\begin{cases} x+y+\dfrac{x^2}{y^2}=7\\ \dfrac{(x-y)x^2}{y^2}=12 \end{cases} I don't have any idea to solve this. I tried to subtract, add and multiply the given equations, but nothing help me to find $x$ or $y$.
Can someone help me to solve this system? Thanks for attention.
The second equation tells you that $$\frac{x^2}{y^2}=\frac{12}{x-y}$$
(The possibility $x-y=0$ is ruled out, because this would violate the second equation.)
If we substitute this in the first equation, we get $$x+y+\frac{12}{x-y}=7$$
which implies
$$(x+y)(x-y)+12=7(x-y)$$
$$12=7(x-y)-(x-y)(x+y)$$
$$12=(x-y)[7-(x+y)]$$
I was trying to find integer solutions. $12 = 6.2 \textrm{ or } 2.6 \textrm{ or } 12.1 \textrm{ or } 1.12 \textrm{ or } 4.3 \textrm{ or } 3.4$ (6 different cases).
The first case results in $x=5.5$ and $y=-0.5$. (This is very easy)
The second case results in $x=1.5$ and $y=-0.5$.

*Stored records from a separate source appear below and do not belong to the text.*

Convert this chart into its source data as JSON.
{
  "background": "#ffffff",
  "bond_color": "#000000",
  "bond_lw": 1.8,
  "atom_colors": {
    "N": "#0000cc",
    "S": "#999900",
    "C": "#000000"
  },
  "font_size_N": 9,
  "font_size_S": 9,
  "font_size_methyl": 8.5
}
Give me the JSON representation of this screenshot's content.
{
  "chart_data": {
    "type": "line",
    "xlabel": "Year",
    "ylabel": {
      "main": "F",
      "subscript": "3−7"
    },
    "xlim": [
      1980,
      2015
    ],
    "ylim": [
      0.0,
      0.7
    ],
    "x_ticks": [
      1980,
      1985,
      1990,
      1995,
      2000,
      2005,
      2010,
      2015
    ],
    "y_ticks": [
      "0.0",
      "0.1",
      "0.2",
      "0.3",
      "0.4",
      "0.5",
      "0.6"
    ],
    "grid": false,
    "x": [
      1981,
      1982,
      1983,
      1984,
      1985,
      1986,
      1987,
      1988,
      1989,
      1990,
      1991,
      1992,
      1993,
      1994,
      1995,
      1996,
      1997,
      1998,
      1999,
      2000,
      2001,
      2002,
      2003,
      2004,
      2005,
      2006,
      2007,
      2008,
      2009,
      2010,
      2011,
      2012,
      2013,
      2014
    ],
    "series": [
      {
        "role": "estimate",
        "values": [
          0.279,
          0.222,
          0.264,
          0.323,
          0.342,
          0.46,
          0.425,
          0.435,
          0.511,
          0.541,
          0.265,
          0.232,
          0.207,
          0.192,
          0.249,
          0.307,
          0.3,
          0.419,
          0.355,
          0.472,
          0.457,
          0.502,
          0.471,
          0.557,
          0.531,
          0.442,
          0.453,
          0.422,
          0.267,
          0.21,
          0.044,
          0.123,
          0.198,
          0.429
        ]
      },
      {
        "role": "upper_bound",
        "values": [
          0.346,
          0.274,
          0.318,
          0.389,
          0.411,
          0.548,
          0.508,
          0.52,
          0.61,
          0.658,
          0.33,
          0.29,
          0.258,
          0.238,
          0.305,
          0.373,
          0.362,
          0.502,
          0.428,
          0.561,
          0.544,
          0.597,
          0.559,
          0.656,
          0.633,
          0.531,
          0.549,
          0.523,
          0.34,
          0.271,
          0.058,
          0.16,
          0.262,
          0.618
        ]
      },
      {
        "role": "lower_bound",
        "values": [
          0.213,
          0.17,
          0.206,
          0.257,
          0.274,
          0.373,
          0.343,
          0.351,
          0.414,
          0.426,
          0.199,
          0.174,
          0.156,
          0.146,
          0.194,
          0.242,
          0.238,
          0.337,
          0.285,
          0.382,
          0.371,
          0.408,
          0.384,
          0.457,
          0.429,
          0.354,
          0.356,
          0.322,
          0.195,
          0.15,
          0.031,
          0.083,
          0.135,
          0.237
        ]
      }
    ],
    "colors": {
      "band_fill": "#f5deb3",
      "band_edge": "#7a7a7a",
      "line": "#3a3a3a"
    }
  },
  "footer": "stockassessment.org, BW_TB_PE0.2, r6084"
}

The third case results in $x=9$ and $y=-3$.
The fourth case results in $x=-2$ and $y=-3$.
The fifth case results in $x=4$ and $y=0$ (but $y \neq 0)$.
The sixth case results in $x=3$ and $y=0$ (but $y \neq 0)$.
We can do the same with the negative integer factors of 12. That would give us extra solutions.